Mais tout ça, c’est sur le papier. Et c’est ensuite que les critiques fusent.
… ou l’« arnaque » du siècle ?
Certaines voix s’élèvent déjà sur le business model de la messagerie. L’application n’a jamais engrangé de revenus (comme Twitter jusqu’en 2011) et encore moins de bénéfices (comme Uber ou Tesla, qui ont toujours été déficitaires). Le budget annuel de Telegram en 2017 était de 70 millions de dollars, entièrement financés de la poche de Pavel Durov et de son frère Nikolai. Ces dépenses sont prévues pour grimper à 100 millions de dollars cette année et tripler à 220 millions en 2021, à une date où la messagerie sera censée rassembler 675 millions de personnes. D’où l’impression d’être ce genre de startup qui brûle du cash sans envisager en produire.
Les investisseurs de la prévente sont essentiellement des fonds de capital-risque traditionnels ayant raté le début de la vague des ICO. Le nom d’une firme déjà établie tel que Telegram peut en effet sembler plus rassurant que celui d’une quelconque startup éthérée venant d’apparaître sur ICO Alert. Joue beaucoup le fameux syndrome du cryptotrader connu sous l’acronyme « FOMO », fear of missing out ; un exemple est le regret intense mêlé de stress induit par la vue d’un bitcoin à 15 000 dollars alors qu’on avait procrastiné à en acheter quand il était à 15 centimes. Dans un tel contexte, l’irrationalité est souvent de mise.

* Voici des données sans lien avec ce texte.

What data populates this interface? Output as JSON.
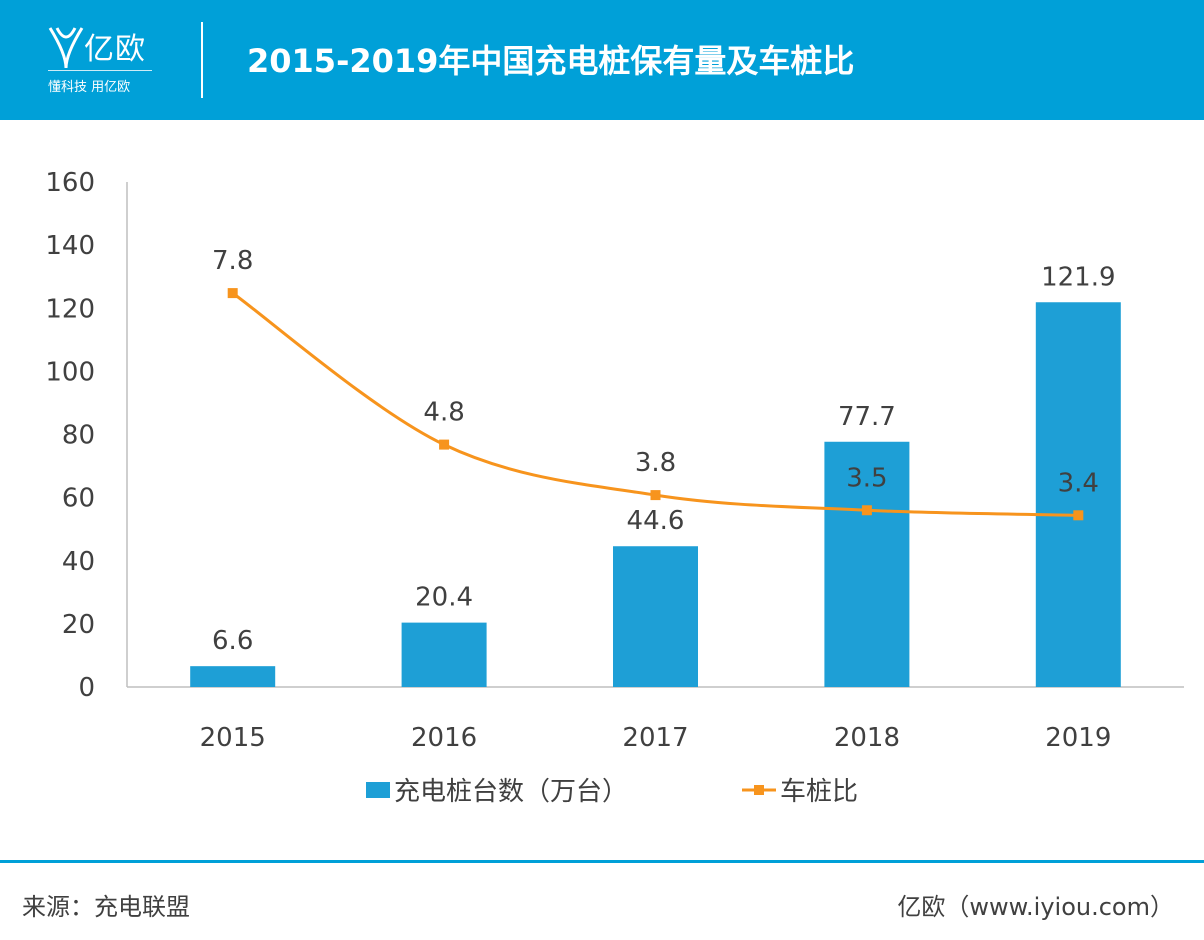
{
  "header": {
    "logo_text": "亿欧",
    "logo_slogan": "懂科技 用亿欧",
    "title": "2015-2019年中国充电桩保有量及车桩比"
  },
  "chart_data": {
    "type": "bar",
    "categories": [
      "2015",
      "2016",
      "2017",
      "2018",
      "2019"
    ],
    "series": [
      {
        "name": "充电桩台数（万台）",
        "type": "bar",
        "values": [
          6.6,
          20.4,
          44.6,
          77.7,
          121.9
        ],
        "color": "#1e9fd6"
      },
      {
        "name": "车桩比",
        "type": "line",
        "values": [
          7.8,
          4.8,
          3.8,
          3.5,
          3.4
        ],
        "color": "#f7941d"
      }
    ],
    "yticks": [
      "0",
      "20",
      "40",
      "60",
      "80",
      "100",
      "120",
      "140",
      "160"
    ],
    "ylim": [
      0,
      160
    ],
    "line_secondary_ylim": [
      0,
      10
    ],
    "legend_position": "bottom",
    "grid": false
  },
  "footer": {
    "source": "来源：充电联盟",
    "brand": "亿欧（www.iyiou.com）"
  },
  "colors": {
    "header": "#00a0d8",
    "bar": "#1e9fd6",
    "line": "#f7941d"
  }
}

Cet afflux d’acteurs traditionnels provoque une certaine déception dans le milieu de la cryptofinance. S’adressant au site AMBCrypto, Raman Naidu, un crypto-investisseur au portefeuille de 2 millions de dollars, dit avoir été « découragé par l’approche de Telegram, qui donnait au concept un air d’introduction en bourse avec fonds de capital-risque accrédités au lieu de prendre part à l’écosystème des ICO ». La taille de la prévente laisse craindre que les petits acteurs de la crypto ne se retrouvent qu’avec des miettes tandis que les gros bonnets — profitant de leurs 70% de rabais — captureraient l’essentiel des profits.

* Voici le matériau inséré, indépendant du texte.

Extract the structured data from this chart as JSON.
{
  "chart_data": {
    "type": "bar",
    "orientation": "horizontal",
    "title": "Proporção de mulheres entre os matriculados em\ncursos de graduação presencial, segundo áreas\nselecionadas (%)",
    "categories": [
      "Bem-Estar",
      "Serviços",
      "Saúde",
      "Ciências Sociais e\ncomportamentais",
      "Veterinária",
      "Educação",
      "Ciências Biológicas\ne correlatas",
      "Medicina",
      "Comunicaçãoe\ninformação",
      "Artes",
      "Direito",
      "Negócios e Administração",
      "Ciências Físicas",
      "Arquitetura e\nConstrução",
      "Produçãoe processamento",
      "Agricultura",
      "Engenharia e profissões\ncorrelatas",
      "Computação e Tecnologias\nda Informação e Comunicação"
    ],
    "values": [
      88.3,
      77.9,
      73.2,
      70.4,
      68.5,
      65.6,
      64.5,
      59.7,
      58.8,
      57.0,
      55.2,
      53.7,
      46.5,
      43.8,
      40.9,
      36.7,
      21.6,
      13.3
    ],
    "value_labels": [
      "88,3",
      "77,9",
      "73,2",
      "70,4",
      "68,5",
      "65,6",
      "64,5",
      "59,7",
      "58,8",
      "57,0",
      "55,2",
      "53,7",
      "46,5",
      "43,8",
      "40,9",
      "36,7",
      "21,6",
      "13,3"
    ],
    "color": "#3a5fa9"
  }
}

Le fonds d’investissement cryptofinancier Blockchain Capital a déclaré sa décision de ne pas participer à l’ICO de Telegram. Contacté par CNBC, un des partenaires de la firme a fustigé « une valorisation absurde pour quelque chose qui n’est de fait qu’à un état préliminaire ». Il y a en effet tout un monde entre écrire un whitepaper grand public alléchant et mettre la technologie en pratique.

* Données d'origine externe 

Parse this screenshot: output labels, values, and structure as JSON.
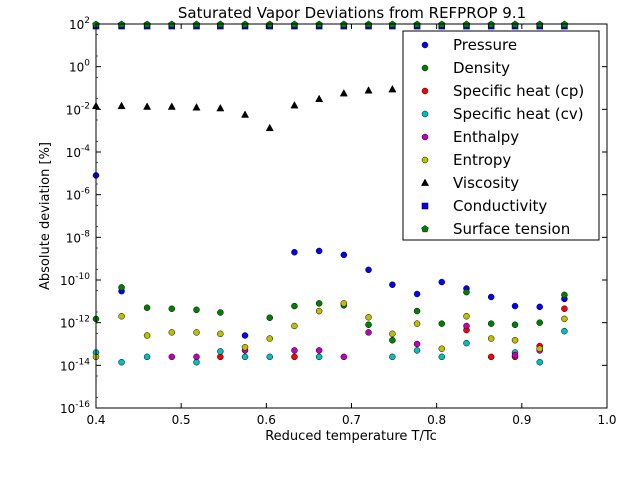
{
  "chart_data": {
    "type": "scatter",
    "title": "Saturated Vapor Deviations from REFPROP 9.1",
    "xlabel": "Reduced temperature T/Tc",
    "ylabel": "Absolute deviation [%]",
    "xlim": [
      0.4,
      1.0
    ],
    "ylim_exponent": [
      -16,
      2
    ],
    "yscale": "log",
    "grid": false,
    "legend_position": "top-right",
    "x_ticks": [
      {
        "value": 0.4,
        "label": "0.4"
      },
      {
        "value": 0.5,
        "label": "0.5"
      },
      {
        "value": 0.6,
        "label": "0.6"
      },
      {
        "value": 0.7,
        "label": "0.7"
      },
      {
        "value": 0.8,
        "label": "0.8"
      },
      {
        "value": 0.9,
        "label": "0.9"
      },
      {
        "value": 1.0,
        "label": "1.0"
      }
    ],
    "y_ticks": [
      {
        "exp": 2,
        "base": "10",
        "sup": "2"
      },
      {
        "exp": 0,
        "base": "10",
        "sup": "0"
      },
      {
        "exp": -2,
        "base": "10",
        "sup": "-2"
      },
      {
        "exp": -4,
        "base": "10",
        "sup": "-4"
      },
      {
        "exp": -6,
        "base": "10",
        "sup": "-6"
      },
      {
        "exp": -8,
        "base": "10",
        "sup": "-8"
      },
      {
        "exp": -10,
        "base": "10",
        "sup": "-10"
      },
      {
        "exp": -12,
        "base": "10",
        "sup": "-12"
      },
      {
        "exp": -14,
        "base": "10",
        "sup": "-14"
      },
      {
        "exp": -16,
        "base": "10",
        "sup": "-16"
      }
    ],
    "series": [
      {
        "name": "Pressure",
        "marker": "circle",
        "color": "#0000ff",
        "x": [
          0.4,
          0.43,
          0.575,
          0.633,
          0.662,
          0.691,
          0.72,
          0.748,
          0.777,
          0.806,
          0.835,
          0.864,
          0.892,
          0.921,
          0.95
        ],
        "y": [
          8e-06,
          3e-11,
          2.5e-13,
          2e-09,
          2.3e-09,
          1.5e-09,
          3e-10,
          6e-11,
          2.2e-11,
          8e-11,
          4e-11,
          1.6e-11,
          6e-12,
          5.5e-12,
          1.3e-11
        ]
      },
      {
        "name": "Density",
        "marker": "circle",
        "color": "#008000",
        "x": [
          0.4,
          0.43,
          0.46,
          0.489,
          0.518,
          0.546,
          0.604,
          0.633,
          0.662,
          0.691,
          0.72,
          0.748,
          0.777,
          0.806,
          0.835,
          0.864,
          0.892,
          0.921,
          0.95
        ],
        "y": [
          1.5e-12,
          4.5e-11,
          5e-12,
          4.5e-12,
          4e-12,
          3e-12,
          1.7e-12,
          6e-12,
          8e-12,
          6.5e-12,
          8e-13,
          1.5e-13,
          3.5e-12,
          9e-13,
          2.7e-11,
          9e-13,
          8e-13,
          1e-12,
          2e-11
        ]
      },
      {
        "name": "Specific heat (cp)",
        "marker": "circle",
        "color": "#ff0000",
        "x": [
          0.546,
          0.633,
          0.835,
          0.864,
          0.892,
          0.921,
          0.95
        ],
        "y": [
          2.5e-14,
          2.5e-14,
          4.5e-13,
          2.5e-14,
          2.5e-14,
          8e-14,
          4.5e-12
        ]
      },
      {
        "name": "Specific heat (cv)",
        "marker": "circle",
        "color": "#00bfbf",
        "x": [
          0.4,
          0.43,
          0.46,
          0.518,
          0.546,
          0.575,
          0.604,
          0.662,
          0.748,
          0.777,
          0.806,
          0.835,
          0.892,
          0.921,
          0.95
        ],
        "y": [
          4e-14,
          1.4e-14,
          2.5e-14,
          1.4e-14,
          4.5e-14,
          2.5e-14,
          2.5e-14,
          2.5e-14,
          2.5e-14,
          5e-14,
          2.5e-14,
          1.1e-13,
          4e-14,
          1.4e-14,
          4e-13
        ]
      },
      {
        "name": "Enthalpy",
        "marker": "circle",
        "color": "#bf00bf",
        "x": [
          0.489,
          0.518,
          0.575,
          0.633,
          0.662,
          0.691,
          0.72,
          0.777,
          0.835,
          0.892,
          0.921
        ],
        "y": [
          2.5e-14,
          2.5e-14,
          5e-14,
          5e-14,
          5e-14,
          2.5e-14,
          3.5e-13,
          1e-13,
          7e-13,
          3e-14,
          5e-14
        ]
      },
      {
        "name": "Entropy",
        "marker": "circle",
        "color": "#bfbf00",
        "x": [
          0.4,
          0.43,
          0.46,
          0.489,
          0.518,
          0.546,
          0.575,
          0.604,
          0.633,
          0.662,
          0.691,
          0.72,
          0.748,
          0.777,
          0.806,
          0.835,
          0.864,
          0.892,
          0.921,
          0.95
        ],
        "y": [
          2.5e-14,
          2e-12,
          2.5e-13,
          3.5e-13,
          3.5e-13,
          3e-13,
          7e-14,
          1.8e-13,
          7e-13,
          3.5e-12,
          8e-12,
          1.8e-12,
          3e-13,
          9e-13,
          6e-14,
          2e-12,
          1.8e-13,
          1.5e-13,
          6e-14,
          1.5e-12
        ]
      },
      {
        "name": "Viscosity",
        "marker": "triangle",
        "color": "#000000",
        "x": [
          0.4,
          0.43,
          0.46,
          0.489,
          0.518,
          0.546,
          0.575,
          0.604,
          0.633,
          0.662,
          0.691,
          0.72,
          0.748
        ],
        "y": [
          0.014,
          0.014,
          0.013,
          0.013,
          0.012,
          0.011,
          0.0055,
          0.0013,
          0.015,
          0.03,
          0.055,
          0.075,
          0.085
        ]
      },
      {
        "name": "Conductivity",
        "marker": "square",
        "color": "#0000ff",
        "x": [
          0.4,
          0.43,
          0.46,
          0.489,
          0.518,
          0.546,
          0.575,
          0.604,
          0.633,
          0.662,
          0.691,
          0.72,
          0.748,
          0.777,
          0.806,
          0.835,
          0.864,
          0.892,
          0.921,
          0.95
        ],
        "y": [
          80,
          80,
          80,
          80,
          80,
          80,
          80,
          80,
          80,
          80,
          80,
          80,
          80,
          80,
          80,
          80,
          80,
          80,
          80,
          80
        ]
      },
      {
        "name": "Surface tension",
        "marker": "pentagon",
        "color": "#008000",
        "x": [
          0.4,
          0.43,
          0.46,
          0.489,
          0.518,
          0.546,
          0.575,
          0.604,
          0.633,
          0.662,
          0.691,
          0.72,
          0.748,
          0.777,
          0.806,
          0.835,
          0.864,
          0.892,
          0.921,
          0.95
        ],
        "y": [
          95,
          95,
          95,
          95,
          95,
          95,
          95,
          95,
          95,
          95,
          95,
          95,
          95,
          95,
          95,
          95,
          95,
          95,
          95,
          95
        ]
      }
    ]
  }
}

Charles Noyes, trader quantitatif à Pantera Capital, parle sans détour de « subterfuge opportuniste », citant notamment une faiblesse technique du whitepaper par rapport à la résolution de certains obstacles qu’Ethereum même peine à surmonter. « En 132 pages, ils ont réussi à résumer l’état actuel de la recherche blockchain sans faire la moindre affirmation prouvable sur son futur, déplore-t-il. Je ne saurais même pas commencer à évaluer si ça pourrait ou non marcher. »
Il y a tout un monde entre écrire un whitepaper alléchant et mettre la technologie en pratique
La grande majorité des ICO datent de l’année 2017, et très rares sont les startups éthérées à avoir un produit fini sur la table. Status, le projet se rapprochant le plus de TON, n’en est qu’à sa phase alpha ; et les marchés de prédiction d’Augur, dont le lancement est prévu pour « bientôt » depuis l’été dernier, ont pourtant fait leur ICO dès 2015. Impossible ainsi de dire que quiconque dans l’industrie a de l’expérience dans la conception d’écosystèmes blockchain pour le grand public. Et — étant un nouvel entrant — Telegram encore moins que les autres.
En technologie comme dans la fable de la Fontaine : rien ne sert d’être le premier, il faut arriver à point.